En étant au service de l’Église, nous sommes au service de l’évangélisation. Nous sommes minoritaires ? Oui. Et alors ? Une minorité qui se manifeste visiblement par la prière est plus féconde qu’une majorité qui s’endort et se cache. Ensuite, nous servons la grande cause de la conservation de nos églises : en effet, il n’y a pas de respect de la loi de 1901 – donc pas d’actions concrètes des mairies pour l’entretien des églises – sans manifestations d’actes liturgiques, sans actions de prières annoncées, visibles, connues de tous. En se regroupant en association (loi 1901) de priants, nous pouvons peser sur les responsables d’Église et civils locaux pour la conservation des églises. En corollaire, en nous regroupant pour financer des travaux, nous témoignons de notre foi. Mais si nous ne prions pas dans nos églises de campagne, elles seront détruites…
 
Pourquoi vouloir sauver les églises de campagne, si elles ne servent plus pour le culte divin?  

L’église n’est pas le lieu de la seule célébration de la messe : « Ma maison est une maison de prière », dit Jésus. C’est justement parce que le culte divin n’y est plus célébré que cette fonction première de la prière doit être restaurée et reprise comme un merveilleux champ d’action et d’évangélisation par les laïcs.

À quoi servent ces églises de campagne?   
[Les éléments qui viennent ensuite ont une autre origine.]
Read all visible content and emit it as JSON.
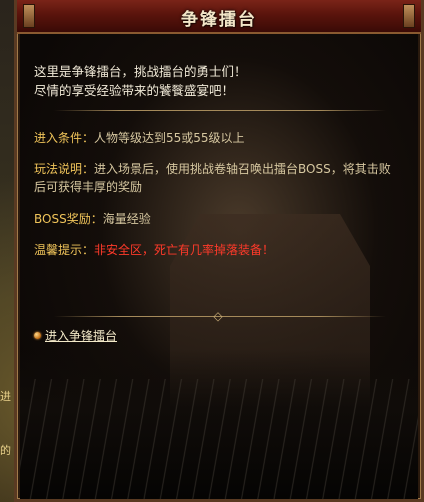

Paradoxalement, comme nous sommes incarnés, nous avons besoin du visible pour accéder à l’invisible, à la transcendance de Dieu. Le croyant a toujours eu besoin d’un lieu, y compris la simple nature créée par Lui, pour entrer en relation avec son Créateur. Ces églises de pierre (ou de bois) sont et doivent rester des lieux où se déploient, outre la prière, le silence, la paix , la méditation, la rencontre fraternelle entre le visiteur parfois incroyant et le chrétien qui n’imposent rien mais qui témoigne. Pourquoi les priants ne pourraient-ils pas redonner vie à leurs églises par des conférences, films, expositions, verre de l’amitié, ouverts à tous, au moment où les services public désertent le monde rural ? Enfin, ces églises jouent le rôle de mémoire, mémoire du génie des constructeurs, mémoire de nos racines chrétiennes…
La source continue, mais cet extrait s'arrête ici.